Extending Uber’s reach

In the years since 2010, Uber had already been expanding vastly from its original mode of travel and black limos into dozens of services: ride hailing, food delivery, freight.  

As part of expanding Uber’s reach, we’ve also worked closely with the product, operation and brand teams to create an experience vision and principles that could be applied to office environments and driver centres. 

We also partnered on various projects to extend its offer even further, continuing to bring the brand to life in the physical world. One of these was Uber Boat, a joint venture with Thames Clippers in London. 

Another was Uber Travel. In 2022, Uber was turbo-charging the Global Go Anywhere multimodal vision by integrating the booking of Trains, Planes, Coaches, Car Hire, Accommodation, Experiences and a Smart Itinerary into the Uber app. This was a pilot test led by the UK team.
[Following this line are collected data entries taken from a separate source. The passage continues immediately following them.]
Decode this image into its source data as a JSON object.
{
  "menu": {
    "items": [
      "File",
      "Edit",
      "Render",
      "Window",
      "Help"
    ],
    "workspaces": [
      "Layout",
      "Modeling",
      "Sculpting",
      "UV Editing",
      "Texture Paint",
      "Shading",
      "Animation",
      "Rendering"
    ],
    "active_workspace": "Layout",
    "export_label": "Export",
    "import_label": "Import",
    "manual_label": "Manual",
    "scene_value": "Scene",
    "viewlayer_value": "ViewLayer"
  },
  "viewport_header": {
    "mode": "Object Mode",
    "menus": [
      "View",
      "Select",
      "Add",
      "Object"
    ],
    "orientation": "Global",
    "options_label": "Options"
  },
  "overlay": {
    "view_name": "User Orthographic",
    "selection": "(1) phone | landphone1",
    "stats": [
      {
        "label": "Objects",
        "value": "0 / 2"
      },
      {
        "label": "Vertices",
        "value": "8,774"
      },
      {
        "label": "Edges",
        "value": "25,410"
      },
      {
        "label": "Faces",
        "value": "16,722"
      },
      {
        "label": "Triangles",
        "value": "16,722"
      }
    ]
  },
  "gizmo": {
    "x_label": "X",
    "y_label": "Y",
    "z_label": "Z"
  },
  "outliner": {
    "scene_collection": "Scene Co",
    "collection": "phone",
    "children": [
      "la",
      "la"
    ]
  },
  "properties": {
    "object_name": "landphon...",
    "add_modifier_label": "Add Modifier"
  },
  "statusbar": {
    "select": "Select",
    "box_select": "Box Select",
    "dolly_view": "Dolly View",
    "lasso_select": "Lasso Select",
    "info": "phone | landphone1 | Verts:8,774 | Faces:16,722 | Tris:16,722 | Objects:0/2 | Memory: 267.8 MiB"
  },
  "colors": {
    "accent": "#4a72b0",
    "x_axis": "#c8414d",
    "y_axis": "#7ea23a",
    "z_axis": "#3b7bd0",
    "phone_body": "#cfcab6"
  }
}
We helped paint a picture of how customers would experience the new Uber travel ecosystem in the future. We mapped multiple future consumer journeys, brainstormed 60+ ideas for an authentic and distinctive experience, tested them with consumers, iterated and prototyped. From there, we prioritised key innovations for travel (building upon Uber’s ambitions to build new products and services), developed the “travel smarter” new positioning, and a consumer proposition to “keep travelers a step ahead at every stage of the journey”. This work launched in the UK as a proof of concept that can be rolled out globally in a modular fashion. 

A cultural shift to spur business transformation

The impact of this work, firmly rooted in company culture, can be seen creatively and commercially. We’re proud of our role supporting the leadership team who enabled this turn-around. The company saw a 51% increase in brand value ahead of their initial IPO and Uber’s stock is at an all-time high in 2025.

“Wolff Olins partnered with us to deliver brand trainings and build a creative review process—not only to ensure brand consistency, but to elevate the final creative output to new heights.”